Operazione da 200 milioni per Euro 2032 che elimina la pista d’atletica e sale a 70.000 posti. Ma tra Comune e De Laurentiis è gelo: la candidatura ora rischia il rosso
Il rendering del nuovo Stadio Diego Armando Maradona (Elaborazione Social Media Soccer)
Il futuro dello Stadio Diego Armando Maradona di Napoli è ufficialmente entrato in una fase cruciale. Il recente tavolo tecnico tra il Comune guidato da Gaetano Manfredi e la FIGC ha delineato i contorni di un progetto ambizioso che punta a trasformare l'impianto di Fuorigrotta in uno dei poli calcistici più moderni d'Europa.
L'obiettivo dichiarato è, ovviamente, Euro 2032, ma la strada verso l'inaugurazione è segnata da un paradosso: un piano tecnico d'eccellenza che deve fare i conti con un gelo diplomatico tra l'amministrazione e la società sportiva.
Il cuore del restyling, presentato dall'assessore Eduardo Cosenza, risiede in una trasformazione strutturale attesa da decenni: l'eliminazione definitiva della pista di atletica. Questa scelta permetterà di ridisegnare completamente il primo anello, portandolo a ridosso del rettangolo di gioco per restituire l'intensità tipica degli stadi inglesi.
Il progetto prevede inoltre il recupero del terzo anello, attualmente inagibile, che permetterà alla capienza complessiva di toccare quota 70.000 posti. Un dettaglio fondamentale per il business del club riguarda la continuità operativa: i lavori sono stati progettati per essere eseguiti a "stadio aperto", evitando al Napoli di dover emigrare durante i cantieri e salvaguardando così i ricavi da botteghino.
L'investimento da 200 milioni di euro non mira solo a migliorare la visibilità, ma a creare una macchina da ricavi attiva 365 giorni l'anno. Il masterplan include oltre 30.000 metri quadri di aree multifunzionali, nuovi spazi hospitality, sky box e parcheggi per oltre 2.000 posti.
L'elemento di punta per il brand e il turismo internazionale sarà la "Maradona Experience", un museo immersivo dedicato al Pibe de Oro che punta a rendere lo stadio una destinazione globale, slegata dal solo evento partita.

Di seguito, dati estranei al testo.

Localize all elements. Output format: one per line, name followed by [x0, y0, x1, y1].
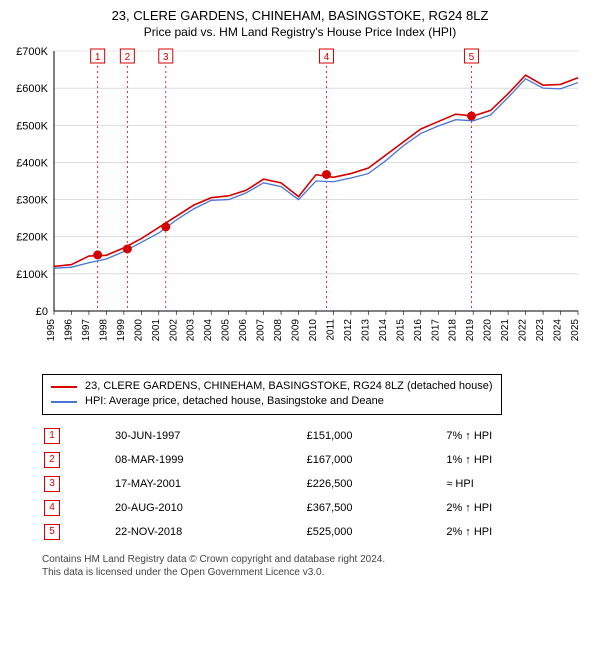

Nonostante il forte asse politico tra il sindaco Gaetano Manfredi e il governatore Roberto Fico, che garantisce la copertura finanziaria, il fronte societario rimane l'incognita principale. L'assenza della SSC Napoli agli ultimi vertici istituzionali conferma la divergenza di vedute: Aurelio De Laurentiis sembra ancora orientato verso l'idea di un impianto di proprietà totalmente nuovo.
Questa mancanza di sinergia è il vero rischio per la candidatura di Napoli. Come sottolineato dal Ministro dello Sport Abodi, la UEFA premierà i progetti basati sulla collaborazione tra club e territorio. Senza una firma congiunta e una visione condivisa, il rischio che Napoli venga esclusa dalle cinque città ospitanti a favore di piazze più coese è concreto.
Il tempo, però, non è una variabile infinita e il cammino verso il 2032 ha già le sue tappe obbligate. La macchina amministrativa deve ora correre per trasformare i rendering in realtà: la scadenza decisiva è fissata per luglio 2026, termine ultimo entro il quale dovrà essere presentato il progetto esecutivo completo di ogni dettaglio tecnico e finanziario.
Solo pochi mesi dopo, a ottobre 2026, arriverà il verdetto senza appello della FIGC e della UEFA, che ufficializzeranno le cinque città italiane destinate a ospitare la rassegna continentale.
Napoli ha mosso la sua pedina tecnica e politica; ora la sfida si sposta sul terreno della diplomazia sportiva, dove sarà necessario ricucire lo strappo con il club per evitare che un investimento da 200 milioni resti solo un bellissimo sogno su carta.